Tool/Standard Description
OpenTelemetry A vendor-neutral framework for collecting and exporting telemetry data, allowing teams to choose their preferred backend for analysis and visualisation. It supports various programming languages and platforms, making it a versatile choice for API observability.
Grafana A powerful open-source analytics and monitoring platform that integrates with various data sources, including Prometheus. It provides rich visualisations and dashboards for real-time monitoring and analysis of API performance metrics.

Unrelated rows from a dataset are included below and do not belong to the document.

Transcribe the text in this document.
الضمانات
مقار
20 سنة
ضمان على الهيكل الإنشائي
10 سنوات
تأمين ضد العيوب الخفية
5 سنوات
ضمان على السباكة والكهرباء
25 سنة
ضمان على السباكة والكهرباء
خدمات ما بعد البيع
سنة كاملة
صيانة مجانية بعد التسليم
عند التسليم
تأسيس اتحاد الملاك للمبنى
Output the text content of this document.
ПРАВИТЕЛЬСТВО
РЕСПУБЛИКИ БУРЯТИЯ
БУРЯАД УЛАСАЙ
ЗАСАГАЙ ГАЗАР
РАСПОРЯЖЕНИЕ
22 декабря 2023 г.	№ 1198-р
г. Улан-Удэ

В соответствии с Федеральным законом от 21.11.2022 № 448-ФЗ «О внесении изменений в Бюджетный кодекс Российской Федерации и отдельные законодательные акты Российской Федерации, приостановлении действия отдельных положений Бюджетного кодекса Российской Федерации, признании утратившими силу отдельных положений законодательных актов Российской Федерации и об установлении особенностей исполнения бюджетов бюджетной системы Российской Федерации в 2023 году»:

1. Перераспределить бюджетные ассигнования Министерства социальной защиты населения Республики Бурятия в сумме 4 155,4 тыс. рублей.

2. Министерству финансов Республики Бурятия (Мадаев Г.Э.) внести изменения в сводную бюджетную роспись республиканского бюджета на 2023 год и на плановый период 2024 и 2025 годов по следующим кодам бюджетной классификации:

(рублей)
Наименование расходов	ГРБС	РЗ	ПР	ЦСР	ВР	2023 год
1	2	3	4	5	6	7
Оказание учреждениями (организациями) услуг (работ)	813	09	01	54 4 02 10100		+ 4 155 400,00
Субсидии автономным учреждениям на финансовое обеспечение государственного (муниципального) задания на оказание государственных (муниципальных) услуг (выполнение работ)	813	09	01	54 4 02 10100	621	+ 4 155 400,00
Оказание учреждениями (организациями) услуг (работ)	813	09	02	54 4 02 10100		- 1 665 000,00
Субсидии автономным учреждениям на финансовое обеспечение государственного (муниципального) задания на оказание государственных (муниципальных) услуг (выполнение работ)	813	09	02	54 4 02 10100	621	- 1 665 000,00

Grafana Loki A log aggregation system designed to work seamlessly with Grafana. It allows for the collection, storage, and querying of logs, making it easier to correlate logs with metrics and traces for comprehensive observability.
Prometheus An open-source monitoring and alerting toolkit designed for reliability and scalability, particularly suited for dynamic cloud environments. It collects metrics from configured targets at specified intervals, evaluates rule expressions, and can trigger alerts based on those evaluations.
ELK Stack (Elasticsearch, Logstash, Kibana) A popular open-source stack for log management and analysis. Elasticsearch stores and indexes logs, Logstash processes and ingests logs from various sources, and Kibana provides a web interface for visualising and exploring log data.